Have you ever thought, “Do you need a financial advisor?” If you’re like most adults today, you probably have. But have you gotten around to this yet or have you procrastinated?
Financial advisors can help with a lot of concerns, including some you probably weren’t even aware you had.
In this article, we’ll share some ways you can know for sure if you need a financial advisor. First, though, we’ll go over the differences between a financial advisor and a financial planner.
Do You Need a Financial Advisor or a Financial Planner?
You might have asked as well, “Do I need a financial planner?” since these two jobs are very similar and overlap in many ways. According to Coryann Hicks of USNews.com, the difference really comes down to the clients the person wants.
With one exception, the titles mainly are about marketing, with one exception, though: the CFP or Certified Financial Planner. These are financial planners who have passed an examination and been certified by the CFP Board.
In general, though, you should search for the financial professional you believe will be able to help you with what you need. So a little investigating of credentials and areas of expertise would be in order before making an appointment.
Click here if you want to find out about financial advisors and their different credentials.
Knowing When You Need a Financial Advisor
Our assumption here is that you’re interested in meeting face-to-face with a live human financial advisor, not an online or robo advisor–both of which are options.
Most of us could use financial advice for a variety of reasons and probably would be better off if we just made an appointment. However, there can be life events that can give you a sense of urgency in seeking out financial advise (advice).
Here are some of them:
1. You Have a New Income Source and Would like Advice on How to Invest It
It could be a new rental property, a side gig, an inheritance. or any number of other things. But you want to invest it before it’s all gone.

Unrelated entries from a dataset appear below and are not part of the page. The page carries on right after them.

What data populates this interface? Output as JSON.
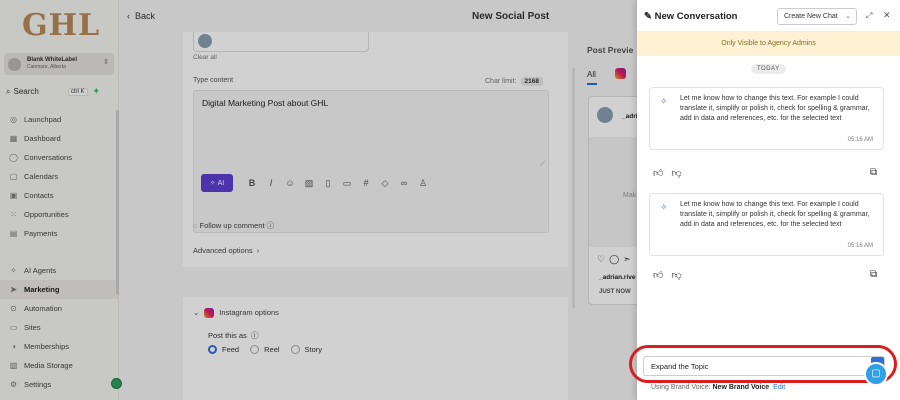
{
  "sidebar": {
    "logo": "GHL",
    "account": {
      "name": "Blank WhiteLabel",
      "location": "Canmore, Alberta"
    },
    "search": {
      "label": "Search",
      "shortcut": "ctrl K"
    },
    "items": [
      {
        "label": "Launchpad",
        "icon": "rocket-icon"
      },
      {
        "label": "Dashboard",
        "icon": "grid-icon"
      },
      {
        "label": "Conversations",
        "icon": "chat-icon"
      },
      {
        "label": "Calendars",
        "icon": "calendar-icon"
      },
      {
        "label": "Contacts",
        "icon": "contacts-icon"
      },
      {
        "label": "Opportunities",
        "icon": "pipeline-icon"
      },
      {
        "label": "Payments",
        "icon": "payments-icon"
      }
    ],
    "items2": [
      {
        "label": "AI Agents",
        "icon": "sparkle-icon"
      },
      {
        "label": "Marketing",
        "icon": "send-icon"
      },
      {
        "label": "Automation",
        "icon": "automation-icon"
      },
      {
        "label": "Sites",
        "icon": "sites-icon"
      },
      {
        "label": "Memberships",
        "icon": "memberships-icon"
      },
      {
        "label": "Media Storage",
        "icon": "media-icon"
      },
      {
        "label": "Settings",
        "icon": "gear-icon"
      }
    ]
  },
  "topbar": {
    "back": "Back",
    "title": "New Social Post"
  },
  "editor": {
    "clear_all": "Clear all",
    "type_label": "Type content",
    "char_limit_label": "Char limit:",
    "char_limit_value": "2168",
    "content": "Digital Marketing Post about GHL",
    "ai_label": "AI",
    "follow_up": "Follow up comment",
    "advanced": "Advanced options",
    "instagram_options": "Instagram options",
    "post_as": "Post this as",
    "post_types": [
      "Feed",
      "Reel",
      "Story"
    ],
    "selected_type": "Feed"
  },
  "preview": {
    "label": "Post Previe",
    "tab_all": "All",
    "name": "_adri",
    "mak": "Mak",
    "user": "_adrian.rive",
    "time": "JUST NOW"
  },
  "chat": {
    "title": "New Conversation",
    "new_chat": "Create New Chat",
    "banner": "Only Visible to Agency Admins",
    "today": "TODAY",
    "messages": [
      {
        "text": "Let me know how to change this text. For example I could translate it, simplify or polish it, check for spelling & grammar, add in data and references, etc. for the selected text",
        "time": "05:16 AM"
      },
      {
        "text": "Let me know how to change this text. For example I could translate it, simplify or polish it, check for spelling & grammar, add in data and references, etc. for the selected text",
        "time": "05:16 AM"
      }
    ],
    "input_value": "Expand the Topic",
    "brand_voice_label": "Using Brand Voice:",
    "brand_voice": "New Brand Voice",
    "edit": "Edit"
  },
  "colors": {
    "accent": "#2f6fd6",
    "ai_button": "#5b3fd1",
    "highlight_ring": "#d81e1e",
    "banner": "#fdf1d4"
  }
}
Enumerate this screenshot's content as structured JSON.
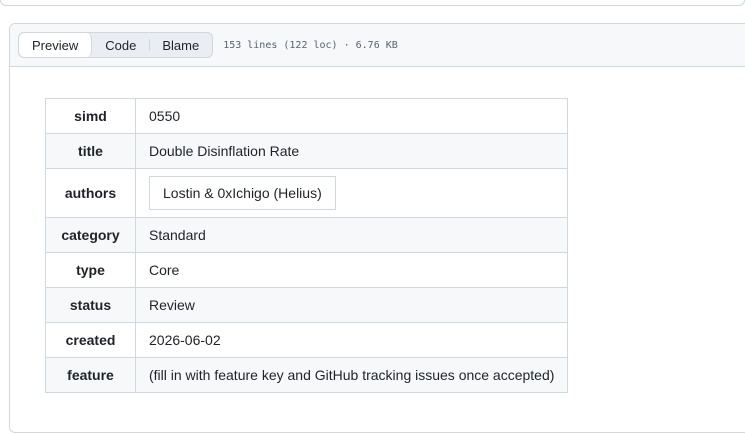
{
  "view_tabs": [
    {
      "label": "Preview",
      "active": true
    },
    {
      "label": "Code",
      "active": false
    },
    {
      "label": "Blame",
      "active": false
    }
  ],
  "file_info": "153 lines (122 loc) · 6.76 KB",
  "metadata": {
    "simd": {
      "key": "simd",
      "value": "0550"
    },
    "title": {
      "key": "title",
      "value": "Double Disinflation Rate"
    },
    "authors": {
      "key": "authors",
      "value": "Lostin & 0xIchigo (Helius)"
    },
    "category": {
      "key": "category",
      "value": "Standard"
    },
    "type": {
      "key": "type",
      "value": "Core"
    },
    "status": {
      "key": "status",
      "value": "Review"
    },
    "created": {
      "key": "created",
      "value": "2026-06-02"
    },
    "feature": {
      "key": "feature",
      "value": "(fill in with feature key and GitHub tracking issues once accepted)"
    }
  }
}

A financial advisor can help you figure out what would meet your needs based on your financial needs and life situation.
2. You Have Lost a Well-Paying Job and Need to Discuss Budgeting Strategy
You now have a part-time job (only 10-12 hours a week) and otherwise, are using savings to supplement your unemployment check. You need a budgeting strategy as well as some tips on saving costs.
Yes, a financial advisor can help out with this situation. And hopefully, you’ll be needing a return visit to discuss changes to your budget when you find a new job!
3. You Didn’t Get Hired and Now You’re Self-Employed
This might turn out to be a good option for you, provided you have the skills and self-discipline that are needed. We recommend not only a good financial advisor, but also a capable tax accountant.
4. The Stock Market Has Taken an Ugly Turn and You Need to Know What to Do
Many people will respond emotionally to sudden drops in the stock market. TheBalance.com offers this advice:
“If you have a financial advisor assisting you with your investment decisions, they will be able to help you keep an emotional distance from your money so that you can make the best long-term plan for your money.”
This may sound obvious to a clear head, but many of us have made poorly thought decisions when seeing our prized stocks suddenly drop in price.
5. You Want to Buy a House – Can You Afford It?
Buying a house can be one of the most difficult decisions people make in their lives. For most of us, it involves borrowing a huge amount of money it will take decades to repay.
And if that doesn’t give you the jitters, what about all the money you’ll need to spend upfront, before and right after you move in–the real estate fees, the badly needed repairs the home inspector didn’t tell you about…
Your financial advisor can give you a heads up on what to expect and how much to set aside for it.
6. You Have Young Children and Want to Discuss Saving for College
You aren’t sure where this money is going to come from. Your and your wife’s combined income is making ends meet, but there isn’t a lot left over. You do know that it’s better to start saving now, though, even if it’s just a little.
A financial advisor can recommend certain types of accounts that are good for long-term savings goals, such as money for college.
7. You Have an Elderly Parent and Want to Discuss Senior Living Options
Welcome to the “sandwich generation”! You still have kids in college and now you have to help pay for Dad’s retirement living. He didn’t save enough himself. What are you going to do?
A financial advisor can help you figure out what kind of retirement living your family can afford and perhaps get your father started on a monthly budget.
8. You, Yourself, Are Getting Nervous About Retirement
This happens to many of us. Once we’ve taken care of our parents and lived with their choices, we start thinking very actively about our own senior years. And, yes, a financial advisor can help you with this too.
You probably have been saving throughout your career, but have you saved enough? What are your options if you need to save more? These are questions financial advisors are asked quite frequently.
What’s Next for You and Your Money?
Do you need a financial advisor? We hope you now see some ways you might benefit from one. Financial advisors aren’t right for everyone all the time. But for the most part, they can help ease the stress that comes with financial decisions.
Knowing when to get a financial advisor is an important decision too. Some people “just know,” but others wait far too long and regret it. Once you’ve finally said to yourself, “I need a financial advisor,” you’re on a good path.
But once you’ve decided, don’t delay making the appointment any longer. This person can help you right now!